La Moringa oleífera es una planta tropical todavía muy desconocida en Europa, aunque su utilización y el reconocimiento de sus propiedades empiezan a llamar la atención en Estados Unidos y en el sur y en el centro de América, donde ya crece, junto a otros países como Camboya, Filipinas, Hawai o los trópicos y subtrópicos de África.

La moringa es un árbol de unos 4 o 5 metros de altura que, ocasionalmente, puede alcanzar hasta los 10 metros. Aunque crece en distintos tipos de suelos, no soporta las bajas temperaturas, de ahí que sea muy complicado cultivarlo en Europa, salvo en algunas pequeñas áreas más calidas.

La moringa ofrece muchas posibilidades medicinales y dietéticas, ya que su composición es variable, así como sus propiedades, dependiendo de cada una de sus partes; bien sean las raíces, las hojas, las semillas, los frutos, las flores, la corteza o las vainas. La ciencia ya ha corroborado sus efectos beneficiosos para el corazón, así como sus propiedades antihipertensivas, antiinflamatorias, diuréticas, antiespasmódicas y su aporte en el control de la diabetes y la reducción del colesterol.

Aunque en Europa aún se está esperando su aprobación, en los países donde crece la moringa ya se comercializa de distintas formas, como en la popular bebida “Moringa Zija”, que contiene todas las partes del árbol junto a otros ingredientes, como la clorofila.

Composición de la moringa

En la composición de la moringa destaca su abundancia en proteínas y vitaminas, fundamentalmente las vitaminas A y C. El polvo seco que se obtiene a partir de sus hojas es especialmente rico en proteínas; el 27% de su peso, mientras que también destaca su contenido en vitamina A, vitamina C (17 mg. por cada 100 gramos) y calcio, con 2 gramos por cada 100.

A veces las comparaciones sirven para comprender mejor de lo que se está hablando. En el caso de la moringa podríamos decir que las hojas secas contienes 15 veces más potasio que los plátanos, 10 veces más vitamina A que las zanahorias, 25 veces más hierro que las espinacas o 17 veces más calcio que la leche.

Beneficios de la moringa

El aceite de moringa que se extrae de la semilla posee una calidad y variedad de esteroles que lo sitúan bastante por encima de la mayoría de los aceites comestibles. Es rico en ácidos grasos, particularmente en ácido oleico, como el aceite de oliva; en tocoferoles y vitamina E antioxidante. Todas estas propiedades lo hacen especialmente indicado, entre otras cosas, para controlar los altos niveles de colesterol. El fruto de la moringa también posee estas mismas propiedades hipocolesterolemiantes.

Las vainas y las hojas de la moringa destacan por sus propiedades diuréticas, indicadas para la hipertensión, el colesterol alto, los lípidos plasmáticos y los trastornos cardiovasculares. Las hojas, en concreto, también tienen una acción protectora ante el crecimiento de ciertas bacterias patógenas. Tanto las vainas como las hojas son ricas en aminoácidos esenciales, calcio y vitaminas, convirtiéndolo en un alimento de gran importancia en algunas zonas donde la alimentación es un problema de primer orden.

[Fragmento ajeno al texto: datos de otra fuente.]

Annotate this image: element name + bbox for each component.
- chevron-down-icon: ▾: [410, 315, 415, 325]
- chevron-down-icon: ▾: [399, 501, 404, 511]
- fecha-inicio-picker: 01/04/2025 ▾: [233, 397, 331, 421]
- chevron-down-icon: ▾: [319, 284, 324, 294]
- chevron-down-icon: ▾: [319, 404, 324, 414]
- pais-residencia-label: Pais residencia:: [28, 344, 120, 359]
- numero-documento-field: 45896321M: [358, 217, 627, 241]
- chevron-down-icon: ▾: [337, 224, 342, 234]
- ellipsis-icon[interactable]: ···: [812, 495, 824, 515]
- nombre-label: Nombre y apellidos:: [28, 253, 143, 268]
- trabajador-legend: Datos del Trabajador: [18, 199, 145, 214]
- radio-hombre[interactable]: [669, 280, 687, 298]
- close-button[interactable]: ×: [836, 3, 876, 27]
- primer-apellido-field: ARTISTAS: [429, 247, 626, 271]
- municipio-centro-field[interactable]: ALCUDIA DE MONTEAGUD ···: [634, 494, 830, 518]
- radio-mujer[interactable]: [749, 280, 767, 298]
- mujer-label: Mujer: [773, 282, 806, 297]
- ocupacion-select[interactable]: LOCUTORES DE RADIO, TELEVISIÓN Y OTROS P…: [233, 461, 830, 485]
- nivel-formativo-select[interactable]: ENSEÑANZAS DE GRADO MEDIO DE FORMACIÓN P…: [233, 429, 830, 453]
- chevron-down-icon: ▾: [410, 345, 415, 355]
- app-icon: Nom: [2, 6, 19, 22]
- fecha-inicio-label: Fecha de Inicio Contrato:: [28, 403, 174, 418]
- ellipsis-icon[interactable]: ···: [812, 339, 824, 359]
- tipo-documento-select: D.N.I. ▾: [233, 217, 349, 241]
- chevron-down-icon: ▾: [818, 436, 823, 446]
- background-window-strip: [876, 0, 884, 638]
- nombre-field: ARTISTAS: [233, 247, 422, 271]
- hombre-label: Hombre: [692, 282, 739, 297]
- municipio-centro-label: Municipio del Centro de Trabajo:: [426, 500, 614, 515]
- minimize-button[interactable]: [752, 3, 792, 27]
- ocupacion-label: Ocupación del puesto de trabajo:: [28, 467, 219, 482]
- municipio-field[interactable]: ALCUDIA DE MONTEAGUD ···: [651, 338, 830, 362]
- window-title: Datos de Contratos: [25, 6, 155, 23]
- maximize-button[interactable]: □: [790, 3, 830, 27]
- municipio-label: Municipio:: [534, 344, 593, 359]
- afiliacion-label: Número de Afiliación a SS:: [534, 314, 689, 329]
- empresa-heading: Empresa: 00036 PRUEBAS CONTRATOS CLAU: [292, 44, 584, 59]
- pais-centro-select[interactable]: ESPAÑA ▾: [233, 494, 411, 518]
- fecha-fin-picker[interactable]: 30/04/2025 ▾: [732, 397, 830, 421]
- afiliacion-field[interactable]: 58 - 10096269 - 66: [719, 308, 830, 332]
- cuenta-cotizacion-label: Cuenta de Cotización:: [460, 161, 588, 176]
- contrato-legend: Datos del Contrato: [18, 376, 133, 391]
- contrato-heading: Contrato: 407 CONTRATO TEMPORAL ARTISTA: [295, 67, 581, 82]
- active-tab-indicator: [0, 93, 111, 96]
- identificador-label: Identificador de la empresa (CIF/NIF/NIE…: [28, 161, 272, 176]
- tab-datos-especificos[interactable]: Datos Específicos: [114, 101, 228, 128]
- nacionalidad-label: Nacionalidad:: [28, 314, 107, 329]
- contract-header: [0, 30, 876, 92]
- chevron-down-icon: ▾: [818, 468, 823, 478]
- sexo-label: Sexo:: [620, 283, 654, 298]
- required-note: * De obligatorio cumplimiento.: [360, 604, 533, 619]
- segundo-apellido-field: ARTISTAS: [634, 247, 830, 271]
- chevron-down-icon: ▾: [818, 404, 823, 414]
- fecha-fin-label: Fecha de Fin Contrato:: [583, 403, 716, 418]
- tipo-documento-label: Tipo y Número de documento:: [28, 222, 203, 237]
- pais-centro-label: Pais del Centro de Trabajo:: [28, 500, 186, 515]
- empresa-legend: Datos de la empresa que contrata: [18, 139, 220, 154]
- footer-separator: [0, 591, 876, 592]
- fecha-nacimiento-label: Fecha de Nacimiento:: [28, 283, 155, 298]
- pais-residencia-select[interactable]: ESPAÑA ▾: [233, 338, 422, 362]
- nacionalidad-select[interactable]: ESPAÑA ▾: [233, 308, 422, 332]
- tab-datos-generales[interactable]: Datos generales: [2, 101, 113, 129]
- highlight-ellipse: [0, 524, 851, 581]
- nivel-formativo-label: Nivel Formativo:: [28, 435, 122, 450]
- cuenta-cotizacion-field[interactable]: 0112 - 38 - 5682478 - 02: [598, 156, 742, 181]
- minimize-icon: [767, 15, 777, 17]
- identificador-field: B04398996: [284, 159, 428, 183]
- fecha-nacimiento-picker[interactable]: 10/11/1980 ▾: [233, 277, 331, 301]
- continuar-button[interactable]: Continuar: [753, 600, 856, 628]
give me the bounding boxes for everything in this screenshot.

La corteza de la moringa, en forma de extracto, también nos ofrece interesantes propiedades, en este caso antifúngicas y antibacterianas, sobre todo ante la presencia del Staphylococcus aureus.

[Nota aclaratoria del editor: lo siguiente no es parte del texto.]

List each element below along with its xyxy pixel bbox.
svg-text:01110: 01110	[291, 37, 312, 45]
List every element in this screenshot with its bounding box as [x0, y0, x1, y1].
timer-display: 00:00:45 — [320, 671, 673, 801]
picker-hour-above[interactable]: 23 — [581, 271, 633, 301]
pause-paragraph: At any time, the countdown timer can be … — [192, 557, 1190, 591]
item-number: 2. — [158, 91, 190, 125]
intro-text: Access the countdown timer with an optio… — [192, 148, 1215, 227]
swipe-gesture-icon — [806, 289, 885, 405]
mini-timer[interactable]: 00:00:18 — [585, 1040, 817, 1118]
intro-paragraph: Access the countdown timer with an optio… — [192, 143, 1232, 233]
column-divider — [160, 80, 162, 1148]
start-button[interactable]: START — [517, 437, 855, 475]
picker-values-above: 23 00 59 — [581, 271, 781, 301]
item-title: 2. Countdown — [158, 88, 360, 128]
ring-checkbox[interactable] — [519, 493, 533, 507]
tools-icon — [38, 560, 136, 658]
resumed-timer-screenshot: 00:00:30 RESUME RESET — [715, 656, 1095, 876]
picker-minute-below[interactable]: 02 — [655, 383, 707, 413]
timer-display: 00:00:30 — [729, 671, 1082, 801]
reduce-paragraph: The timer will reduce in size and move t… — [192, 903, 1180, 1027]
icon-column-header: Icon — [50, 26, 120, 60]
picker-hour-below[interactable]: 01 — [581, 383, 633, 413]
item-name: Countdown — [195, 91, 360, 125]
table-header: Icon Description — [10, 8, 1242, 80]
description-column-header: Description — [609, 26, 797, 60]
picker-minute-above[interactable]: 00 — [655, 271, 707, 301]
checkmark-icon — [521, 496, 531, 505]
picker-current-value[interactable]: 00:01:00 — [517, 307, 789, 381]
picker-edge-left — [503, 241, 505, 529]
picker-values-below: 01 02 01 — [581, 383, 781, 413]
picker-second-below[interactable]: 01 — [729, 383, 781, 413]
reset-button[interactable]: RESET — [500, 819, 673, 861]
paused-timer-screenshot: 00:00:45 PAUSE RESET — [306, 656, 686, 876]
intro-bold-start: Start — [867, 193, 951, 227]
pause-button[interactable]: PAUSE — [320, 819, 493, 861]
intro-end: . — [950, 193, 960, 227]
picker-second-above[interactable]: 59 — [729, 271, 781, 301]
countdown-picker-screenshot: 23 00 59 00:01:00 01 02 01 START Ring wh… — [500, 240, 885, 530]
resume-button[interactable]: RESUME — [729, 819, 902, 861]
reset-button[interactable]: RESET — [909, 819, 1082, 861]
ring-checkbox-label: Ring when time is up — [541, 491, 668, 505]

La moringa también se utiliza en aplicaciones externas. El polvo de las semillas y las hojas de la moringa posee la capacidad de purificar y desintoxicar las aguas debido a su acción fungicida y bactericida; un efecto de gran valor en algunas zonas donde el agua potable, lamentablemente, aún sigue siendo un lujo que no está al alcance de todos.

La moringa y sus propiedades culinarias

A pesar de que en el mundo occidental aún existe bastante desconocimiento sobre las propiedades de este árbol, y más aún sus usos culinarios, en los países de origen, diversas partes de la moringa son ampliamente utilizados en la cocina.

Con las hojas trituradas y mezcladas con agua se obtiene el jugo de moringa, y cuanto a las hojas frescas, pueden utilizarse como una verdura más. Secas y pulverizadas, las hojas de la moringa también se emplean a modo de aderezo para los arroces, sopas y diferentes salsas. Las flores son ricas en carbohidratos, y cocinadas de diferentes modos, también se añaden a las ensaladas o pueden mezclarse con huevos batidos para hacer tortillas. Las raíces de la moringa, de aspecto parecido a la zanahoria, también son comestibles y tienen un sabor picante. Suelen emplearse como condimento. En cuanto a las semillas, lo habitual es tostarlas cuando están maduras. Su sabor es dulce, agradable y con un toque amargo.